Lester Louis Brown was born to the former Helen Feigenbaum and Irving Brown, shop owners, on Dec. 20, 1928, in East Chicago, Ind. He grew up in Chicago and became an avid reader after a childhood illness.
After graduating from Roosevelt University in Chicago in 1950 with a bachelor’s degree in English, Mr. Brown served in the Army during the Korean War. In 1959 he married Jean Slaymaker, who survives him.
Besides his daughter Jessica, he is also survived by another daughter, Rebecca Brown Adelman; a son, Joshua; two sisters, Marion Raisman and Anita Duxler; and five grandchildren.
Mr. Brown was an assistant managing editor of Variety before joining The Times in 1972. He left in 1980. In starting Channels of Communications — later renamed Channels — he obtained support from the John and Mary Markle Foundation. A company headed by the television producer Norman Lear bought it in the mid-1980s, and Mr. Brown left the magazine in 1987. Channels ceased publication in 1990.

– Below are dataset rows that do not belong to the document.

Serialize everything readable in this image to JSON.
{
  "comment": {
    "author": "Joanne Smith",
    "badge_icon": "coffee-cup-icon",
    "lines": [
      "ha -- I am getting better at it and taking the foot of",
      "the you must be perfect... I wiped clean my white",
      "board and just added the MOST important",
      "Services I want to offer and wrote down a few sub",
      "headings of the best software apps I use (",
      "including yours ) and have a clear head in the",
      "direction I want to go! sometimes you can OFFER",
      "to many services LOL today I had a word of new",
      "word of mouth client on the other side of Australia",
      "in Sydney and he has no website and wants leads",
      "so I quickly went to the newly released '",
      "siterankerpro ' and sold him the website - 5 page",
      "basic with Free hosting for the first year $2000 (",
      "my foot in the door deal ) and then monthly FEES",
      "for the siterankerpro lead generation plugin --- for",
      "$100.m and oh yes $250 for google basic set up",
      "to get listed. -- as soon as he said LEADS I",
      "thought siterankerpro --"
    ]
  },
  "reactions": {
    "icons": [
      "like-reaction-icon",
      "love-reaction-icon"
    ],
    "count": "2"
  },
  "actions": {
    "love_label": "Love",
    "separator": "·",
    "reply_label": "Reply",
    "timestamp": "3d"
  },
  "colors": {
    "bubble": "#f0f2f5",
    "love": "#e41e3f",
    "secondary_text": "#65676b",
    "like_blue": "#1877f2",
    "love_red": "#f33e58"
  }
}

For a time, Mr. Brown and Albert Grossman, the future manager of Bob Dylan and others, owned the Chicago folk music nightclub the Gate of Horn.
Mr. Brown taught at Yale and Columbia and became a lecturer at Fordham University in the 1990s. He was editor in chief of a trade magazine, Television Business International, from 1990 until 1991 and continued writing a column for it until 2004.
Mr. Brown anticipated the proliferation of cable channels but worried that it could give too much power to cable companies.
“They’re like tines of a rake,” he wrote of the channels 1982. “They all meet at the handle. And the handle is the guy who owns the cable system.”